Coronavirus trotz Vorerkrankungen meist Haupt-Todesursache

Melina Miller   25.10.2020 | 08:52 Uhr

86 Prozent der obduzierten Corona-Sterbefälle sind hauptursächlich in Folge der Covid-19-Infektion gestorben. Der Deutsche Pathologenverband hat hierzu Ergebnisse von Obduktionen veröffentlicht. Das Virus greift bei schweren Verläufen nicht nur die Lunge, sondern auch die Gefäße in weiteren Organen an.

Bei der Mehrheit der obduzierten Corona-Sterbefälle ist eine Covid-19-Erkrankung die wesentliche oder alleinige Todesursache. Das zeigt eine Umfrage des Bundesverbands Deutscher Pathologen unter 68 Instituten in Deutschland, die der Verband Ende August veröffentlichte. Vorerkrankungen würden die Sterbewahrscheinlichkeit des Coronavirus zwar verstärken, seien aber meist nicht hauptursächlich für den Tod.

154 Corona-Sterbefälle untersucht

Von 450 Instituten, die der Pathologenverband zu Obduktionen von Corona-Sterbefällen nach eigenen Angaben in Deutschland angefragt hat, haben sich 68 Institute zurückgemeldet. 26 Institute davon haben Covid-19-Verstorbene obduziert.

Bei 86 Prozent der 154 untersuchten Sterbefälle in Zusammenhang mit Covid-19 sei das Coronavirus die wesentliche oder alleinige Todesursache gewesen, teilte der Verband mit. Männer seien dabei überdurchschnittlich häufig betroffen: 68 Prozent der untersuchten Corona-Verstorbenen in der Altersklasse zwischen 50 und 79 seien männlich. Die häufigsten Begleiterkrankungen bei den untersuchten Personen seien Störungen des Herz-Kreislaufsystems, Diabetes, Fettleibigkeit sowie Blutvergiftungen gewesen.

Nicht nur Lunge befallen

Die Obduktionen hätten auch gezeigt, dass das Virus nicht nur die Atemorgane, sondern auch die gefäßauskleidenden Zellen - die sogenannten Endothelien - befällt, sagte der Vorsitzende der Deutschen Gesellschaft für Pathologie, Professor Gustavo Baretton. Und gerade die als Risikofaktoren für einen schweren Covid-19-Verlauf bekannten Vorerkrankungen, die zum Beispiel durch Rauchen oder Übergewicht verursacht werden, seien mit einer Schädigung der Endothelien assoziiert.

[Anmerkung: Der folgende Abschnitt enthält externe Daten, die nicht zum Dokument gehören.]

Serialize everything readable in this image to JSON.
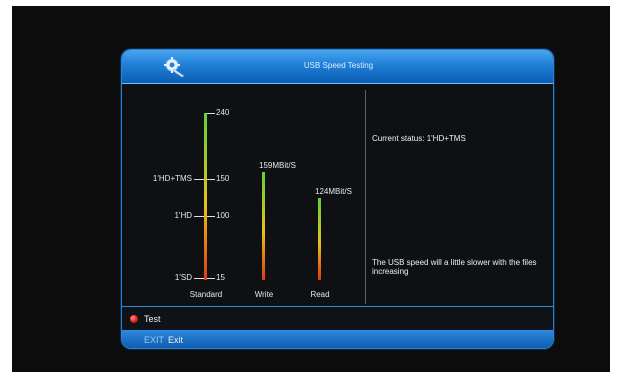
{
  "window": {
    "title": "USB Speed Testing"
  },
  "chart_data": {
    "type": "bar",
    "categories": [
      "Standard",
      "Write",
      "Read"
    ],
    "values": [
      240,
      159,
      124
    ],
    "value_labels": [
      "",
      "159MBit/S",
      "124MBit/S"
    ],
    "scale_ticks": [
      {
        "value": 240,
        "label": "240",
        "name": ""
      },
      {
        "value": 150,
        "label": "150",
        "name": "1'HD+TMS"
      },
      {
        "value": 100,
        "label": "100",
        "name": "1'HD"
      },
      {
        "value": 15,
        "label": "15",
        "name": "1'SD"
      }
    ],
    "ylim": [
      15,
      240
    ]
  },
  "status": {
    "current": "Current status: 1'HD+TMS",
    "note": "The USB speed will a little slower with the files increasing"
  },
  "footer": {
    "test_label": "Test",
    "exit_key": "EXIT",
    "exit_label": "Exit"
  },
  "colors": {
    "bar_top": "#5fd13a",
    "bar_mid": "#e6c21c",
    "bar_bottom": "#e03a12",
    "accent_blue": "#2f8ae0"
  }
}
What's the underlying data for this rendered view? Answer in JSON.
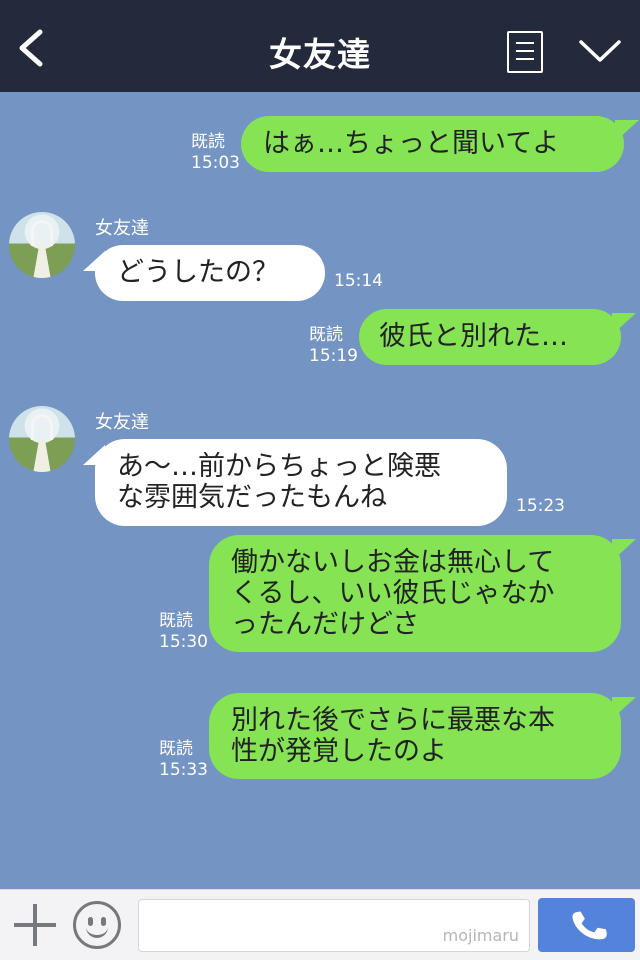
{
  "header": {
    "title": "女友達"
  },
  "messages": [
    {
      "side": "right",
      "text": "はぁ…ちょっと聞いてよ",
      "read": "既読",
      "time": "15:03"
    },
    {
      "side": "left",
      "sender": "女友達",
      "text": "どうしたの？",
      "time": "15:14"
    },
    {
      "side": "right",
      "text": "彼氏と別れた…",
      "read": "既読",
      "time": "15:19"
    },
    {
      "side": "left",
      "sender": "女友達",
      "lines": [
        "あ〜…前からちょっと険悪",
        "な雰囲気だったもんね"
      ],
      "time": "15:23"
    },
    {
      "side": "right",
      "lines": [
        "働かないしお金は無心して",
        "くるし、いい彼氏じゃなか",
        "ったんだけどさ"
      ],
      "read": "既読",
      "time": "15:30"
    },
    {
      "side": "right",
      "lines": [
        "別れた後でさらに最悪な本",
        "性が発覚したのよ"
      ],
      "read": "既読",
      "time": "15:33"
    }
  ],
  "input": {
    "watermark": "mojimaru"
  },
  "icons": {
    "back": "back-arrow-icon",
    "memo": "notes-icon",
    "menu": "chevron-down-icon",
    "add": "plus-icon",
    "emoji": "smiley-icon",
    "call": "phone-icon"
  },
  "colors": {
    "header_bg": "#232a3b",
    "chat_bg": "#7494c3",
    "own_bubble": "#86e354",
    "other_bubble": "#ffffff",
    "call_button": "#5483dc"
  }
}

Corona ist "Multiorganvirus"

Nicht an der Umfrage des Bundesverbandes beteiligt hatte sich das Universitätsklinikum Hamburg-Eppendorf (UKE), wo weitere 192 Corona-Sterbefälle obduziert worden waren. Die Ergebnisse decken sich aber. So zeigte eine Studie des UKE, dass das Coronavirus das Risiko für Lungenembolien und Thrombosen deutlich erhöht. Covid-19 sei ein "Multiorganvirus". Auch saarländische Ärzte hatten bereits im Mai darauf aufmerksam gemacht, dass das Virus auch die Gefäße in anderen Organen angreife.

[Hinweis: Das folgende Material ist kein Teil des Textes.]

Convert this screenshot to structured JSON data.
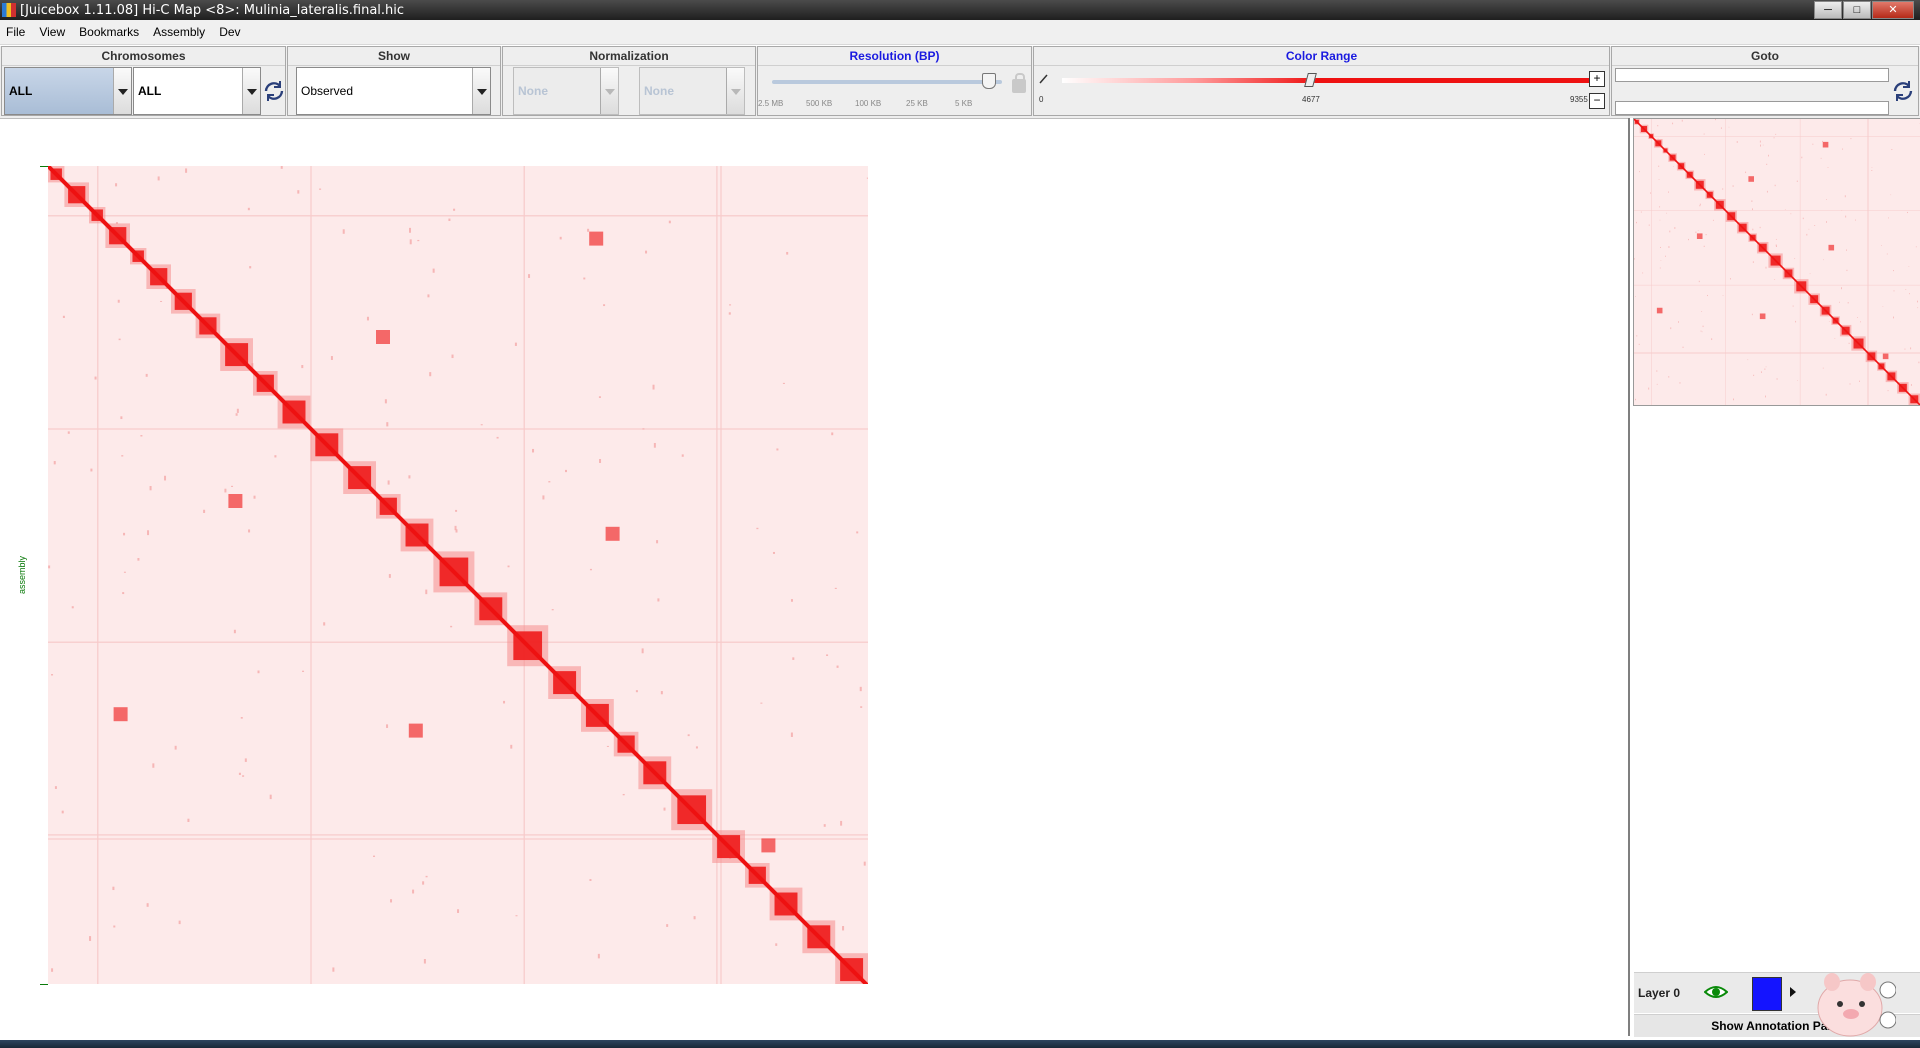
{
  "window": {
    "title": "[Juicebox 1.11.08] Hi-C Map <8>: Mulinia_lateralis.final.hic",
    "minimize_label": "─",
    "maximize_label": "□",
    "close_label": "✕"
  },
  "menu": [
    "File",
    "View",
    "Bookmarks",
    "Assembly",
    "Dev"
  ],
  "toolbar": {
    "chromosomes": {
      "label": "Chromosomes",
      "x_value": "ALL",
      "y_value": "ALL"
    },
    "show": {
      "label": "Show",
      "value": "Observed"
    },
    "normalization": {
      "label": "Normalization",
      "value1": "None",
      "value2": "None"
    },
    "resolution": {
      "label": "Resolution (BP)",
      "ticks": [
        "2.5 MB",
        "500 KB",
        "100 KB",
        "25 KB",
        "5 KB"
      ]
    },
    "color_range": {
      "label": "Color Range",
      "min": "0",
      "mid": "4677",
      "max": "9355",
      "plus": "+",
      "minus": "−"
    },
    "goto": {
      "label": "Goto"
    }
  },
  "map": {
    "axis_label": "assembly",
    "heat_color": "#ee1111"
  },
  "layers": {
    "layer_label": "Layer 0",
    "layer_color": "#1414ff",
    "annotation_button": "Show Annotation Panel"
  }
}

Eindeutig lasse sich der Zusammenhang zwischen Vorerkrankungen und Coronavirus nur durch eine Obduktion klären, so der Pathologenverband. Deshalb fordert er eine Ausweitung der Obduktionen bei Covid-19-Verstorbenen. Nur so könne man zur Aufklärung lebensbedrohlicher Infektionskrankheiten beitragen und damit ein Frühwarnsystem für eine erhöhte Sterberate etablieren.

Obduktionen im Saarland selten

Im Saarland sind Obduktionen bei Corona-Sterbefällen hingegen sehr selten. Eine Obduktion ist in diesen Fällen nämlich nur mit dem Einverständnis der Angehörigen möglich. Die Landesregierung begründet dies in einer Antwort auf eine Landtagsanfrage des AfD-Politikers Lutz Hecker damit, dass bei den Verstorbenen bereits ein Nachweis einer Covid-19-Infektion vorliege und eine Autopsie deshalb aus infektionshygienischer Sicht nicht erforderlich sei. In diesen Fällen sei die Totenruhe höher zu bewerten.

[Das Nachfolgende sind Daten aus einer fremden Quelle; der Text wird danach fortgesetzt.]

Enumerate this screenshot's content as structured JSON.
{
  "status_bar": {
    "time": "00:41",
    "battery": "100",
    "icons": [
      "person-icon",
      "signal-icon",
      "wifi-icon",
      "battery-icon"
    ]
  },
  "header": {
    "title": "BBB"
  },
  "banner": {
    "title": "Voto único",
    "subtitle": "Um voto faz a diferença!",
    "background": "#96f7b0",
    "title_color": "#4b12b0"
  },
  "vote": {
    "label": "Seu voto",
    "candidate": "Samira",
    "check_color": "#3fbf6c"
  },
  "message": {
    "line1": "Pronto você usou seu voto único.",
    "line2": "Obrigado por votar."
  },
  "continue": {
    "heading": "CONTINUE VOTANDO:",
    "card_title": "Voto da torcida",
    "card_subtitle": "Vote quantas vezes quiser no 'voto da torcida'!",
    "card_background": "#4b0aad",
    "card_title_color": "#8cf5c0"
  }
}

Die saarländischen Gesundheitsämter vermelden nach Angaben der Landesregierung alle Sterbefälle, die in Zusammenhang mit einer Coronainfektion stehen. Mitte Oktober waren dies 178 Personen. 1.329 aktive Fälle gibt es laut Landesregierung aktuell im Saarland (Stand 25.10.2020), 29 Menschen werden intensivmedizinisch betreut.